3 Gay Men Killed, And 100 Gays Detained In Chechnya, Russia

The recent campaign against homosexual in Chechnya has led authorities to detain 100 gay men, and also 3 men killed in the anti-gay campaign. 

The recent crackdown on homosexuals had led police in arresting local television authorities and religious figures who are gays. The report has since been denied by Alvi Karimov, Chechnya’s leader, Ramzan Kadyrov spokesperson. 

                        

Alvi while speaking to  Interfax news agency,claims the recent information is "absolute lies and disinformation" and claims that “You cannot detain and persecute people who simply do not exist in the republic,” Alvi said that there are no gay people in Chechnya.

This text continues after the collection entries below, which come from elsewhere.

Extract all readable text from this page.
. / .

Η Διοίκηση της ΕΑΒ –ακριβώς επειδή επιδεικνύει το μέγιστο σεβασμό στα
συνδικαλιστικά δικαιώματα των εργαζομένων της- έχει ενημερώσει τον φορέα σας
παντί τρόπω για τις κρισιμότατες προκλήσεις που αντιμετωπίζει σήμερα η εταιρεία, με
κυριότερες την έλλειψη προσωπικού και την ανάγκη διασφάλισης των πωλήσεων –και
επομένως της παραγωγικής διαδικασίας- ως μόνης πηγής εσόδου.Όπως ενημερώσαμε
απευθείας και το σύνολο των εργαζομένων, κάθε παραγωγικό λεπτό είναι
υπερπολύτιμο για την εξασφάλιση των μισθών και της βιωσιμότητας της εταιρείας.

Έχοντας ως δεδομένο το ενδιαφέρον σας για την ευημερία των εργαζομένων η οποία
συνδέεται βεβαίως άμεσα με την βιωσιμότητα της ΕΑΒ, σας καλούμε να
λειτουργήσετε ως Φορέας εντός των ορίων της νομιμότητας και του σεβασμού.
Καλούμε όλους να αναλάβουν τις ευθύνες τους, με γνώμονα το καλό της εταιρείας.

He added;

If there were such people in Chechnya, the law-enforcement organs wouldn’t need to have anything to do with them because their relatives would send them somewhere from which there is no returning.

Russia project director for the International Crisis Group, Ekaterina Sokirianskaia while speaking to the Guardian said that the report is true, and she has received information about the issue from different sources in the past 10 days. She said that authorities have denied the incident, and instead information has been coming in from second hand or third hand sources, she said;

I have heard about it happening in Grozny [the Chechen capital], outside Grozny, and among people of very different ages and professions. It’s next to impossible to get information from the victims or their families, but the number of signals I’m receiving from different people makes it hard not to believe detentions and violence are indeed happening.

The Chechnya community is a strictly conservative region, so unlike other cases where gay families or activist put pressure on government when gays go missing, those suspected to be homosexual are disowned by their own families. If the community get to know there is a gay member in a family, other member of that family will find it extremely difficult to get married due to "shame."

A St Petersburg LGBT centre has set up an anonymous hotline for gay people living in Chechnya to help them evacuate from the Republic.